University of California Davis, Davis, CA, United States

A long range goal of my laboratory is to understand the specificity of DNA- protein interaction at a molecular level and to use this knowledge to design peptides and proteins that will recognize predetermined DNA sequences.
Our first aim i s to investigate if a two-helix peptide, similar to the well characterized `helix-turn-helix' motif found in several DNA-binding proteins, is capable of sequence-specific DNA recognition and if such specificities could be altered in a predictable manner. Using the structural information available from biochemical and X-ray crystallographic studies on several DNA-binding proteins, model building and computer graphics, we have designed a two-helix peptide as our standing model. The recognition helix of our model peptide, on its DNA-facing side, contains residues that are known to make sequence-specific contacts with bases in the major groove. In designing the peptide, we have chosen amino acids with a high tendency to form alpha-helices to constitute the helical segments of the peptide and introduced one disulfide linkage and two hydrophobic contacts between the two helices. The peptide also contains basic amino acid residues designed to form nonspecific ionic contacts with the DNA backbone phosphates. Considering possible hydrogen bond donor/acceptor and van der Waals interactions between amino acid side chains and bases in the major groove, we can predict the change in DNA sequence specificities resulting from amino acid substitutions in the peptide. We will make such amino acid substitutions to test our predictions. The model peptide and its variants will be prepared by solid phase peptide synthesis. The binding of these synthetic peptides to DNA's containing the original and predicted sequences will be determined by a variety of methods including a quantitative footprinting technique, providing a direct measure of the binding constant to the specific DNA sequence over and above any nonspecific DNA interaction. Thus we hope to probe DNA-peptide interaction at a chemical level approaching a single base pair change.

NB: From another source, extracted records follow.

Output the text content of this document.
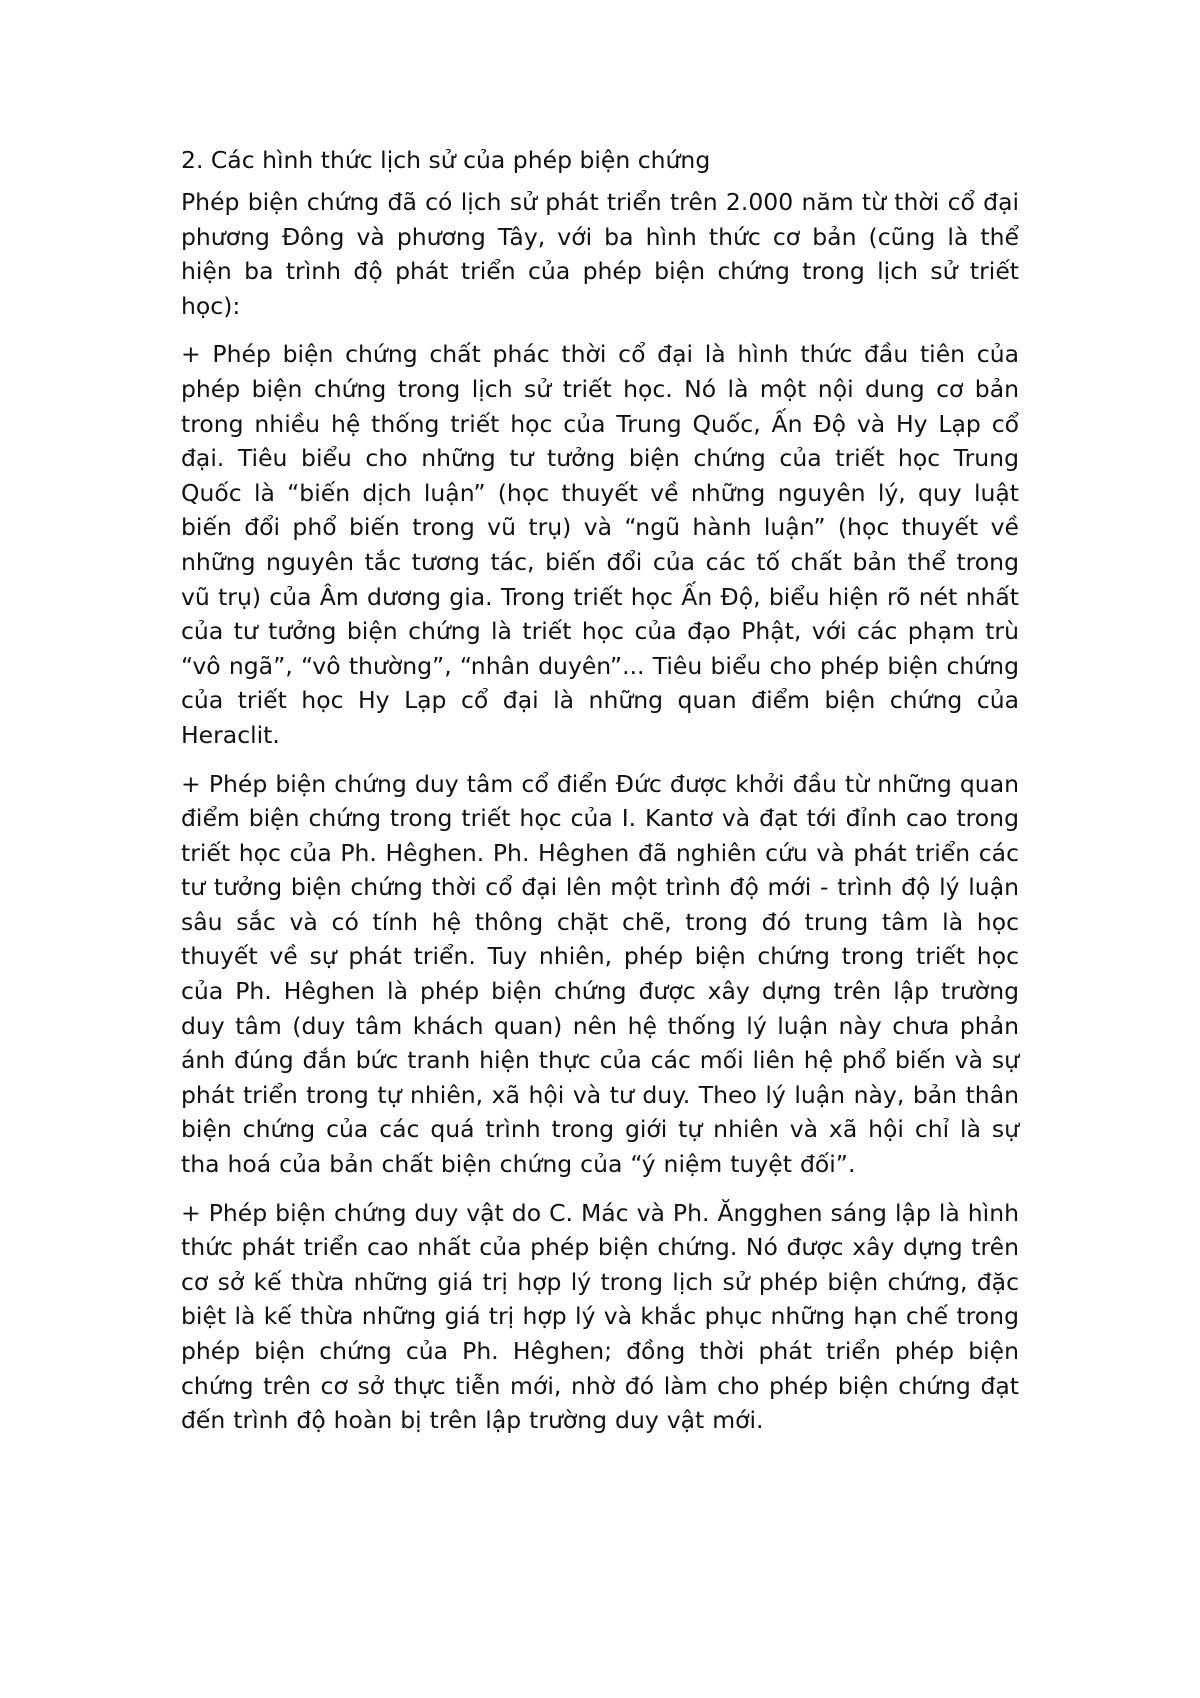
2. Các hình thức lịch sử của phép biện chứng

Phép biện chứng đã có lịch sử phát triển trên 2.000 năm từ thời cổ đại phương Đông và phương Tây, với ba hình thức cơ bản (cũng là thể hiện ba trình độ phát triển của phép biện chứng trong lịch sử triết học):

+ Phép biện chứng chất phác thời cổ đại là hình thức đầu tiên của phép biện chứng trong lịch sử triết học. Nó là một nội dung cơ bản trong nhiều hệ thống triết học của Trung Quốc, Ấn Độ và Hy Lạp cổ đại. Tiêu biểu cho những tư tưởng biện chứng của triết học Trung Quốc là “biến dịch luận” (học thuyết về những nguyên lý, quy luật biến đổi phổ biến trong vũ trụ) và “ngũ hành luận” (học thuyết về những nguyên tắc tương tác, biến đổi của các tố chất bản thể trong vũ trụ) của Âm dương gia. Trong triết học Ấn Độ, biểu hiện rõ nét nhất của tư tưởng biện chứng là triết học của đạo Phật, với các phạm trù “vô ngã”, “vô thường”, “nhân duyên”... Tiêu biểu cho phép biện chứng của triết học Hy Lạp cổ đại là những quan điểm biện chứng của Heraclit.

+ Phép biện chứng duy tâm cổ điển Đức được khởi đầu từ những quan điểm biện chứng trong triết học của I. Kantơ và đạt tới đỉnh cao trong triết học của Ph. Hêghen. Ph. Hêghen đã nghiên cứu và phát triển các tư tưởng biện chứng thời cổ đại lên một trình độ mới - trình độ lý luận sâu sắc và có tính hệ thông chặt chẽ, trong đó trung tâm là học thuyết về sự phát triển. Tuy nhiên, phép biện chứng trong triết học của Ph. Hêghen là phép biện chứng được xây dựng trên lập trường duy tâm (duy tâm khách quan) nên hệ thống lý luận này chưa phản ánh đúng đắn bức tranh hiện thực của các mối liên hệ phổ biến và sự phát triển trong tự nhiên, xã hội và tư duy. Theo lý luận này, bản thân biện chứng của các quá trình trong giới tự nhiên và xã hội chỉ là sự tha hoá của bản chất biện chứng của “ý niệm tuyệt đối”.

+ Phép biện chứng duy vật do C. Mác và Ph. Ăngghen sáng lập là hình thức phát triển cao nhất của phép biện chứng. Nó được xây dựng trên cơ sở kế thừa những giá trị hợp lý trong lịch sử phép biện chứng, đặc biệt là kế thừa những giá trị hợp lý và khắc phục những hạn chế trong phép biện chứng của Ph. Hêghen; đồng thời phát triển phép biện chứng trên cơ sở thực tiễn mới, nhờ đó làm cho phép biện chứng đạt đến trình độ hoàn bị trên lập trường duy vật mới.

The first aim will establish our ability to A priori design peptides which recognize short (6-8 bp) DNA sequences.
Our second aim i s to design, synthesize and test a small protein which recognizes a longer DNA sequence (16bp) with high specificity. Two of the recognition sequences designed in aim 1 will be joined together by a structural helix, the length of which will be adjusted to allow the two recognition helices to interact with two adjacent major grooves on DNA. The protein molecule will be prepared by synthesizing, cloning and expressing a designed gene coding for the protein. The gene will be designed to incorporate several unique restriction sites, making it easy to alter its sequence by cassette mutagenesis. The cloned synthetic gene will be used to make amino acid substitutions in the protein molecule. The knowledge gained will permit the design of new reagents which could recognize specific DNA sequences in vitro, provide a better understanding of protein-DNA interactions as for example in gene regulation and ultimately would permit the in vivo expression of predesigned DNA-binding proteins for both biological studies and medical purposes.